Sommige vulkanen slapen heel lang. Ze zijn dan sluimerend of inactief, maar dat betekent niet dat ze nooit meer zullen uitbarsten. Sommige vulkanen hebben honderden jaren geslapen voor ze opnieuw wakker werden. Dat maakt ze tegelijk fascinerend en onvoorspelbaar.
En dan zijn er nog moddervulkanen. Die spuwen geen lava, maar dikke, natte modder. Ze komen minder vaak voor, maar zijn ook een voorbeeld van hoe krachtig de natuur kan zijn.
Tot slot: vulkanen kunnen zelfs het klimaat beïnvloeden. Bij een enorme uitbarsting komt er zoveel stof in de lucht dat de zon minder goed door de atmosfeer kan dringen. Het kan dan tijdelijk kouder worden op aarde. Zo zie je maar: een vulkaan is meer dan alleen een vurige berg. Het is een kracht van de natuur, met machtige gevolgen – goed én slecht.
Tijdens het contractwerk zal je een werkblad krijgen met verschillende opdrachten (***) om te werken rond en met 'vragen stellen'.
Je krijgt hiervoor twee teksten die je kan lezen en / of beluisteren:
Hoe komt drinkbaar water uit de kraan?
en
Alles over vulkanen
Opdracht 1*:
Je hebt de tekst op MELK over ‘Hoe komt drinkbaar water uit de kraan?’ gelezen / beluisterd? Knap! Om het stellen van vragen te oefenen, krijg je deze keer de antwoorden. Aan jou om de juiste vraag te stellen.
Opdracht 2*:
Je weet dat er heel wat vragen bestaan, zoals meerkeuzevragen. Jij krijgt deze keer de keuzes en ook het juiste antwoord (dat we in het vet hebben geplaatst). Noteer jij nu een passende meerkeuzevraag.
Opdracht 3**:
Je hebt de tekst op MELK over ‘Alles over vulkanen’ gelezen / beluisterd? Super!

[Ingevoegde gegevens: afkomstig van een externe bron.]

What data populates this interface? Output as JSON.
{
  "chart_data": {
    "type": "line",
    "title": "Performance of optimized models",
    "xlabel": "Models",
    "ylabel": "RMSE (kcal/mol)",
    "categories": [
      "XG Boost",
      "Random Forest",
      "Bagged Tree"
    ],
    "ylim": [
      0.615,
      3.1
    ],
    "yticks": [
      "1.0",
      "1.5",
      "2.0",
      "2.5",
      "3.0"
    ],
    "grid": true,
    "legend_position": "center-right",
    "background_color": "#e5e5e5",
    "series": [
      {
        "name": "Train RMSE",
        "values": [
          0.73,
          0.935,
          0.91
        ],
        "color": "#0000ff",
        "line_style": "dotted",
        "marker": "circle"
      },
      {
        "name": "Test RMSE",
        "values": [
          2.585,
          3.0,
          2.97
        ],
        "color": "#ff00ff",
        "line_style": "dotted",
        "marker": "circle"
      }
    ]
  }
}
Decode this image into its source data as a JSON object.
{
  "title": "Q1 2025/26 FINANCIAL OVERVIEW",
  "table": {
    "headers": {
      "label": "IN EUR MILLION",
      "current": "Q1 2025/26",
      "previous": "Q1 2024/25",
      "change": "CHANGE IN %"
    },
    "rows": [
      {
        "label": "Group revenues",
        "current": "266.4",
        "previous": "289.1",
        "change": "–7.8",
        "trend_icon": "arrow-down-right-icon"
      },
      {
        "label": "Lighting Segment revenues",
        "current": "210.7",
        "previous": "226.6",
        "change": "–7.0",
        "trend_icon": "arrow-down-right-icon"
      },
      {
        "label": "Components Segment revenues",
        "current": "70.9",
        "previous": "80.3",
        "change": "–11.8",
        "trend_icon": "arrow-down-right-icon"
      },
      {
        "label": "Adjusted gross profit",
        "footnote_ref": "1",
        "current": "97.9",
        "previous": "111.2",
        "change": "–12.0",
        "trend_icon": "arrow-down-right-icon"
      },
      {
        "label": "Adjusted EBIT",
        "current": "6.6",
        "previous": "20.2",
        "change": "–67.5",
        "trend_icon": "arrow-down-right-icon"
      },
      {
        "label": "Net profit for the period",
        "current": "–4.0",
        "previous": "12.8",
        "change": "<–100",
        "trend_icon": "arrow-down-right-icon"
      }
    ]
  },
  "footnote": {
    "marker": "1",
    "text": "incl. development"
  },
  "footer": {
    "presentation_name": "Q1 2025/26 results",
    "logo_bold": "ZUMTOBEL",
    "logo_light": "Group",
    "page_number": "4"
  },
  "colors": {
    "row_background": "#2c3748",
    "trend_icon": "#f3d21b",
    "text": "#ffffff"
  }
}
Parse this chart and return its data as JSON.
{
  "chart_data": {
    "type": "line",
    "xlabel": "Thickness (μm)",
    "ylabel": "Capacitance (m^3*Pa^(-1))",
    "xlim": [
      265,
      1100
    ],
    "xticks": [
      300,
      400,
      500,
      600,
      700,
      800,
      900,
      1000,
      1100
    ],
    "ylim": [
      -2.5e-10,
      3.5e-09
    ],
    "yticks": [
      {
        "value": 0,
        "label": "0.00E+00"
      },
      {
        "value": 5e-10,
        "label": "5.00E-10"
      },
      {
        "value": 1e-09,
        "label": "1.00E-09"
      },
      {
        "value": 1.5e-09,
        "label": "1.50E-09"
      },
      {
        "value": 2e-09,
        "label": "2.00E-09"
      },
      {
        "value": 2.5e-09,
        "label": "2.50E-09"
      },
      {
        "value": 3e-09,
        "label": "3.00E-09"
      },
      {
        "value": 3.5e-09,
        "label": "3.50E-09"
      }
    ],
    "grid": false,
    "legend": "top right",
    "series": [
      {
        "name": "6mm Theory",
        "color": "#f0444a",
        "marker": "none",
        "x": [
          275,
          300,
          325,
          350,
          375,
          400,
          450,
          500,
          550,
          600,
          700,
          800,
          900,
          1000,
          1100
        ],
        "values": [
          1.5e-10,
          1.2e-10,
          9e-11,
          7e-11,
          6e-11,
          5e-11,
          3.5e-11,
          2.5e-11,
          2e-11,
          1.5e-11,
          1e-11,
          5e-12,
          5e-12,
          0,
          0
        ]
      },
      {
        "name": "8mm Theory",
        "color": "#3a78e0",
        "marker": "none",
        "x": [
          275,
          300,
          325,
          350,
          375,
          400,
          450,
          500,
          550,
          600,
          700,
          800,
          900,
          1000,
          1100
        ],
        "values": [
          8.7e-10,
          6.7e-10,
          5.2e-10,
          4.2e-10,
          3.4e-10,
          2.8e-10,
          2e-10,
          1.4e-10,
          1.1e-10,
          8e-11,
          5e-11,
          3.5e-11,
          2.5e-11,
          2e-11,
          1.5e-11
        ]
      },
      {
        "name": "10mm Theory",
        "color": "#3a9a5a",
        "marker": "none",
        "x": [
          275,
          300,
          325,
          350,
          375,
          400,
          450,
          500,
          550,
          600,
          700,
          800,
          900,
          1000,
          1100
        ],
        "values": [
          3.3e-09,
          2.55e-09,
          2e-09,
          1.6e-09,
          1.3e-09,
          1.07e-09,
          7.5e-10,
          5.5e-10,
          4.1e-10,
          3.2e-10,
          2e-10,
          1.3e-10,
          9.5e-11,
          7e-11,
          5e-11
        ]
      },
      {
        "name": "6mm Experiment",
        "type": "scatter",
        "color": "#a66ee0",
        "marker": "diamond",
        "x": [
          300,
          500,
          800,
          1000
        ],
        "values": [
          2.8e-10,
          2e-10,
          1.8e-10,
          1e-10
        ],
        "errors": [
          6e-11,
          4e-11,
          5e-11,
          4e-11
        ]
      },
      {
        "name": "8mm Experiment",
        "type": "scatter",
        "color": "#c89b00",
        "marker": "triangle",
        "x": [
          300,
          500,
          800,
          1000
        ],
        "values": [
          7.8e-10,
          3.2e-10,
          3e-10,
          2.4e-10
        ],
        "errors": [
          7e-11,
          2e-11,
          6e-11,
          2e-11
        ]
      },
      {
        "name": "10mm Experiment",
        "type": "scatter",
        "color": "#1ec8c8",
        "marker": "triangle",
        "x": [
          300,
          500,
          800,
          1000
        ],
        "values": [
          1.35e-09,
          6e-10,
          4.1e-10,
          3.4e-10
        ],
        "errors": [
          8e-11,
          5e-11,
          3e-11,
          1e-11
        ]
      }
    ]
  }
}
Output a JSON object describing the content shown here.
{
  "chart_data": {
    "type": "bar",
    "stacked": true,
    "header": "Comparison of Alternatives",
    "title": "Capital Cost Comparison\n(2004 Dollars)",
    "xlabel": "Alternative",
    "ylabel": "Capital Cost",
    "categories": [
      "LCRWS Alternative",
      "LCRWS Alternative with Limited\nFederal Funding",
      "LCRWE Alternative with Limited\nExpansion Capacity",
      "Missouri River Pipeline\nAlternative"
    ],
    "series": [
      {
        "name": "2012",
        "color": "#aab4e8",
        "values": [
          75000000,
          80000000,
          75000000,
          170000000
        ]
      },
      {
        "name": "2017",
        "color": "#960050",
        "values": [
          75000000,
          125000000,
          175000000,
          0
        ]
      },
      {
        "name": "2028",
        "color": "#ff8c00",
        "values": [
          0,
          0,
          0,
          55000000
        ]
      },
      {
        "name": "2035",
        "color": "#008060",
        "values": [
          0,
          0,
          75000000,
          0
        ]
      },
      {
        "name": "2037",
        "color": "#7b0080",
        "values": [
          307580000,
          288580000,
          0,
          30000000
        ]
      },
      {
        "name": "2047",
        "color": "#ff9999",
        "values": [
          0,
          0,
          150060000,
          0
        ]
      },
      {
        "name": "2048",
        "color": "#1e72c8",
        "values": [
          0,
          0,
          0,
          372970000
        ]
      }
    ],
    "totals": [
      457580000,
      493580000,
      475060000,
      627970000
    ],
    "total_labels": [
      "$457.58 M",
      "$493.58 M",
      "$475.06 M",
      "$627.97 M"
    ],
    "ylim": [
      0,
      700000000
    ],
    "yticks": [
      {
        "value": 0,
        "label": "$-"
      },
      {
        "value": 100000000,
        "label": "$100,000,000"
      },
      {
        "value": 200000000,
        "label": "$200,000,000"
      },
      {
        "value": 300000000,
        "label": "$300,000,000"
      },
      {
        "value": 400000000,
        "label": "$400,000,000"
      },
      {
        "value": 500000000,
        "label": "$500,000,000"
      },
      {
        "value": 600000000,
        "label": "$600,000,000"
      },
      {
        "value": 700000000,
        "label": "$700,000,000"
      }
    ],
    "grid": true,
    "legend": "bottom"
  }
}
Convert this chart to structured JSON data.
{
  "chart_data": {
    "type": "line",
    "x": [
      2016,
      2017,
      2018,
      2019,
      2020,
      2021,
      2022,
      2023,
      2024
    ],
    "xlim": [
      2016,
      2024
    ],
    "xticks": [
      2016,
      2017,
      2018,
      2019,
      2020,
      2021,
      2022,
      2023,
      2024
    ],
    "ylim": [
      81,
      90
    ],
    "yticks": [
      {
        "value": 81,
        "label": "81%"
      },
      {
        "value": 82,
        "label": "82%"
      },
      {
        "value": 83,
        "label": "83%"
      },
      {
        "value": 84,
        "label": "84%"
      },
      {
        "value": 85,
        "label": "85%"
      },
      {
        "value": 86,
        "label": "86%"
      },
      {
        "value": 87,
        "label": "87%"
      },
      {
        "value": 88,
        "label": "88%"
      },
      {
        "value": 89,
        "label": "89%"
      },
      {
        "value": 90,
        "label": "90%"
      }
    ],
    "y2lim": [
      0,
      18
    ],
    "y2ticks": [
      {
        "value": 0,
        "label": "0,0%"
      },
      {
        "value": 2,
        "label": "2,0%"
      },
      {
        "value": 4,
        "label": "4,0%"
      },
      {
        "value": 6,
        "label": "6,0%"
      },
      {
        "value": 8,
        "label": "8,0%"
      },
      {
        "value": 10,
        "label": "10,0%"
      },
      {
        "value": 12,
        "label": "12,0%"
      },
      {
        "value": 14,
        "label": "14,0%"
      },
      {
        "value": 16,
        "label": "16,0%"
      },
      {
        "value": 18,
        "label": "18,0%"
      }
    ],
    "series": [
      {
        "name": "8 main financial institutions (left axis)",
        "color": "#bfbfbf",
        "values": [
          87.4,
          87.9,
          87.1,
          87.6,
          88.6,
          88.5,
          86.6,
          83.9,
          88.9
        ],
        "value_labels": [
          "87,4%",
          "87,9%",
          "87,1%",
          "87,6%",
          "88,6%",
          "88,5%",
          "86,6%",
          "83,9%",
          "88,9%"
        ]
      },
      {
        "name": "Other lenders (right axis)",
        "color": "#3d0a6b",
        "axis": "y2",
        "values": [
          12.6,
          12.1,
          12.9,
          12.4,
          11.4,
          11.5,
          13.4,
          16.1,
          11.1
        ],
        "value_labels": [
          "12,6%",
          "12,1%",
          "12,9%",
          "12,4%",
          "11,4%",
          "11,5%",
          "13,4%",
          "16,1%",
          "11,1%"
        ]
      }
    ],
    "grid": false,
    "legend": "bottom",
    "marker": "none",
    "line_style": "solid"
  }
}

In deze oefening krijg je 3 antwoorden. Aan jou om hier een juiste vraag te stellen.
Daarna en daarnaast krijg je ook nog 3 vragen. Aan jou om deze juist te beantwoorden.
Opdracht 4**:
Je krijgt nu enkele stellingen (ja-neevragen) over vulkanen. Is het ja (waar) of nee (onwaar)? Zet een kruisje in de juiste kolom.
Je vindt de antwoorden allemaal terug in de tekst op MELK.
Opdracht 5***:
Als je echt wil leren, dan is het stellen van vragen een machtig middel. Door vragen te stellen kom je meer te weet. Dus hoe meer vragen, hoe meer je weet!
In de tekst ‘Alles over vulkanen’ ga je op zoek naar een interessante vraag. Je noteert ze en … je beantwoordt ze natuurlijk ook.
Juf Ann, meester Ruben en meester Frank wensen jou veel succes toe bij het leren leren!